Mikha memilih diam sejenak, ia memandangi pria muda dihadapanya, dan ia yakin sekali, jika Devan'lah orang yang tak sengaja bertabrakan tubuh denganya.
"Mana ponsel lu?"
"Rusak."
"Tuhh kan, bener. Maaf ya! Tapi, kok bisa lu ada di rumah gue?"
"Maaf mbak Mikha! Kalau ngomong gak usah pake lu... gue! Telinga saya sakit dengernya." jujur Devan yang seketika membuat Mikha kesal.

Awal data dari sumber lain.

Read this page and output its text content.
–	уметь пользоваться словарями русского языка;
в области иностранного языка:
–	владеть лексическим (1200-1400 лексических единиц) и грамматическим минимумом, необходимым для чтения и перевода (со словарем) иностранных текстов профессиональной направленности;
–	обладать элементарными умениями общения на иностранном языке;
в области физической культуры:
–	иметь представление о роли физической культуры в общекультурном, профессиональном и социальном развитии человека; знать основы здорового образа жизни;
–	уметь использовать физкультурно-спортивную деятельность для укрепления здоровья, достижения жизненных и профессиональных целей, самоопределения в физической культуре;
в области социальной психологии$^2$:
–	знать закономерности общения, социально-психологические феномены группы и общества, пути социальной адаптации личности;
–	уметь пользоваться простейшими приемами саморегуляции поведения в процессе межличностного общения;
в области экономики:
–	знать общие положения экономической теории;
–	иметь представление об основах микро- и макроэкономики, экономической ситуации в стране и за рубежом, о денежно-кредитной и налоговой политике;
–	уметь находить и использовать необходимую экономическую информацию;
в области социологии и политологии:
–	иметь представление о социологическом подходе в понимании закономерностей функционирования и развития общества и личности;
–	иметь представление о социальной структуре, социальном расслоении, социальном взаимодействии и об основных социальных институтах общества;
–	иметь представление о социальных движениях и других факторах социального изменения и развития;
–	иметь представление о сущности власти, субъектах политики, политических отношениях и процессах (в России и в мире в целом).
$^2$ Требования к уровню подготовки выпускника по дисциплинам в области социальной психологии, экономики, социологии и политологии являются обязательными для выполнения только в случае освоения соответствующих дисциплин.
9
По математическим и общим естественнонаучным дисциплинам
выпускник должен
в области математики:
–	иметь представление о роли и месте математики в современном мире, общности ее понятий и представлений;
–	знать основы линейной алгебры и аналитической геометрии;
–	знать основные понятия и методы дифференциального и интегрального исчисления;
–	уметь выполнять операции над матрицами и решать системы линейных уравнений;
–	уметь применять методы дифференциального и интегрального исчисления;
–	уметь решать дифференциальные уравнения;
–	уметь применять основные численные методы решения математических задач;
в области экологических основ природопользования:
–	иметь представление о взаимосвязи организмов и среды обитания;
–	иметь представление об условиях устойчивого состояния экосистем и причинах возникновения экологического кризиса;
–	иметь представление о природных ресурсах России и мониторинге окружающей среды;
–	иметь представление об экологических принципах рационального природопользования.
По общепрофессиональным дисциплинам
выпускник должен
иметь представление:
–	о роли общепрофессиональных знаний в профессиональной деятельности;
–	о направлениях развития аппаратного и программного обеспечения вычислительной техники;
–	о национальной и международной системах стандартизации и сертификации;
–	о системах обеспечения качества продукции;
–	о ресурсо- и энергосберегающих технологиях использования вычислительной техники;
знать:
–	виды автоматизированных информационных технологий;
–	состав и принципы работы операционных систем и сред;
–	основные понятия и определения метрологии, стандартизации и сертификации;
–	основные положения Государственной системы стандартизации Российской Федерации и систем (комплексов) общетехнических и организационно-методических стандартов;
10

"Di Jakarta, lu, gue... bisa aja. Kampungan banget sih lu!"
Devan tak memperdulikan ucapan Mikha, ia berlalu dari hadapan gadis itu, tanpa mengucapkan sepatah katapun.
"Woy, gue tanya tadi. Lu belum jawab!" Mikha menghentikan langkah Devan.

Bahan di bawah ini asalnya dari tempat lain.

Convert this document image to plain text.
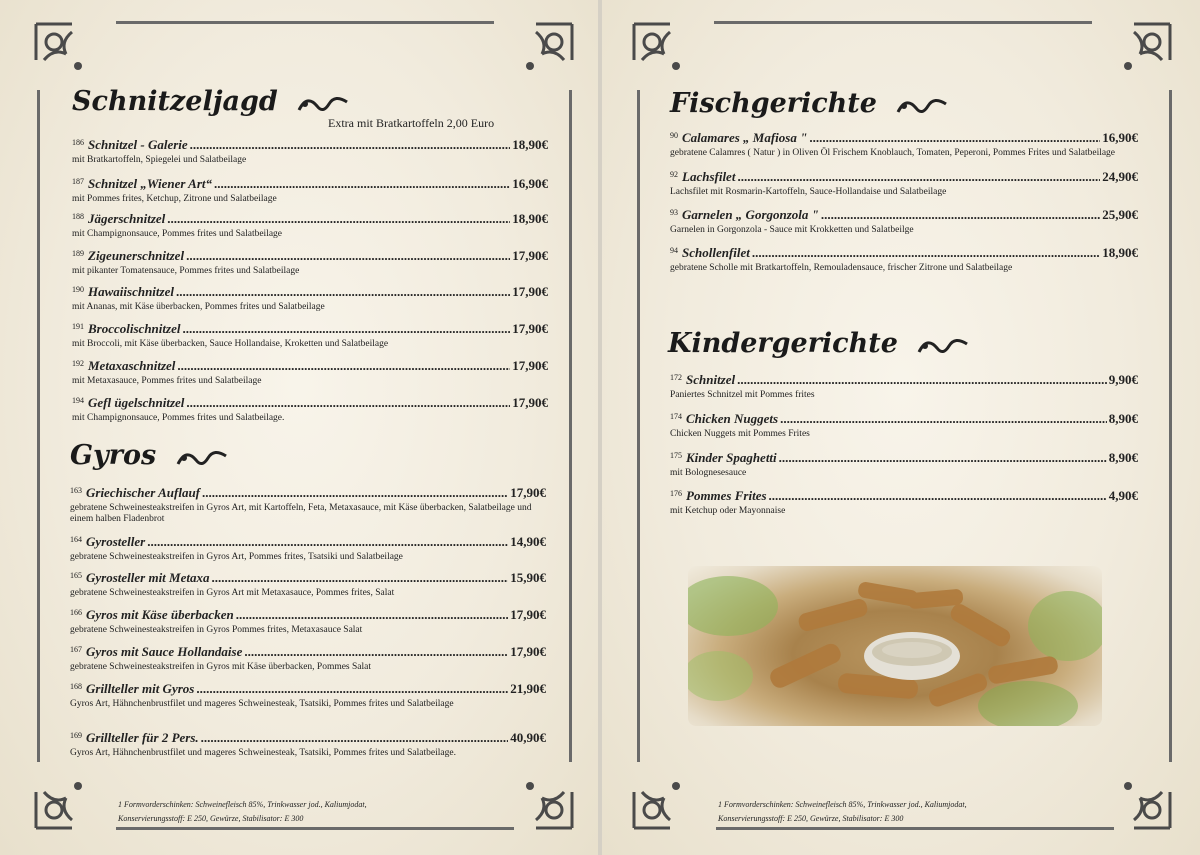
Schnitzeljagd
Extra mit Bratkartoffeln 2,00 Euro
186 Schnitzel - Galerie .....	18,90€
mit Bratkartoffeln, Spiegelei und Salatbeilage
187 Schnitzel „Wiener Art“ .....	16,90€
mit Pommes frites, Ketchup, Zitrone und Salatbeilage
188 Jägerschnitzel .....	18,90€
mit Champignonsauce, Pommes frites und Salatbeilage
189 Zigeunerschnitzel .....	17,90€
mit pikanter Tomatensauce, Pommes frites und Salatbeilage
190 Hawaiischnitzel .....	17,90€
mit Ananas, mit Käse überbacken, Pommes frites und Salatbeilage
191 Broccolischnitzel .....	17,90€
mit Broccoli, mit Käse überbacken, Sauce Hollandaise, Kroketten und Salatbeilage
192 Metaxaschnitzel .....	17,90€
mit Metaxasauce, Pommes frites und Salatbeilage
194 Gefl ügelschnitzel .....	17,90€
mit Champignonsauce, Pommes frites und Salatbeilage.
Gyros
163 Griechischer Auflauf .....	17,90€
gebratene Schweinesteakstreifen in Gyros Art, mit Kartoffeln, Feta, Metaxasauce, mit Käse überbacken, Salatbeilage und einem halben Fladenbrot
164 Gyrosteller .....	14,90€
gebratene Schweinesteakstreifen in Gyros Art, Pommes frites, Tsatsiki und Salatbeilage
165 Gyrosteller mit Metaxa .....	15,90€
gebratene Schweinesteakstreifen in Gyros Art mit Metaxasauce, Pommes frites, Salat
166 Gyros mit Käse überbacken .....	17,90€
gebratene Schweinesteakstreifen in Gyros Pommes frites, Metaxasauce Salat
167 Gyros mit Sauce Hollandaise .....	17,90€
gebratene Schweinesteakstreifen in Gyros mit Käse überbacken, Pommes Salat
168 Grillteller mit Gyros .....	21,90€
Gyros Art, Hähnchenbrustfilet und mageres Schweinesteak, Tsatsiki, Pommes frites und Salatbeilage
169 Grillteller für 2 Pers. .....	40,90€
Gyros Art, Hähnchenbrustfilet und mageres Schweinesteak, Tsatsiki, Pommes frites und Salatbeilage.
1 Formvorderschinken: Schweinefleisch 85%, Trinkwasser jod., Kaliumjodat, Konservierungsstoff: E 250, Gewürze, Stabilisator: E 300
Fischgerichte
90 Calamares „ Mafiosa " .....	16,90€
gebratene Calamres ( Natur ) in Oliven Öl Frischem Knoblauch, Tomaten, Peperoni, Pommes Frites und Salatbeilage
92 Lachsfilet .....	24,90€
Lachsfilet mit Rosmarin-Kartoffeln, Sauce-Hollandaise und Salatbeilage
93 Garnelen „ Gorgonzola " .....	25,90€
Garnelen in Gorgonzola - Sauce mit Krokketten und Salatbeilge
94 Schollenfilet .....	18,90€
gebratene Scholle mit Bratkartoffeln, Remouladensauce, frischer Zitrone und Salatbeilage
Kindergerichte
172 Schnitzel .....	9,90€
Paniertes Schnitzel mit Pommes frites
174 Chicken Nuggets .....	8,90€
Chicken Nuggets mit Pommes Frites
175 Kinder Spaghetti .....	8,90€
mit Bolognesesauce
176 Pommes Frites .....	4,90€
mit Ketchup oder Mayonnaise
1 Formvorderschinken: Schweinefleisch 85%, Trinkwasser jod., Kaliumjodat, Konservierungsstoff: E 250, Gewürze, Stabilisator: E 300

"Besok saja, saya mau tidur."
"Njir.. baru kali ini ada cowok, ketus ke gue!" Mikha menautkan kedua alisnya.
Sementara Devan langsung merebahkan tubuh di atas ranjang, seraya memegangi perutnya, sebab ia belum sempat untuk makan malam, padahal rasanya lapar sekali.
"Laper banget. Mau keluar dan cari makanan, tapi takut... takut kalau di culik." Devan berujar sendiri.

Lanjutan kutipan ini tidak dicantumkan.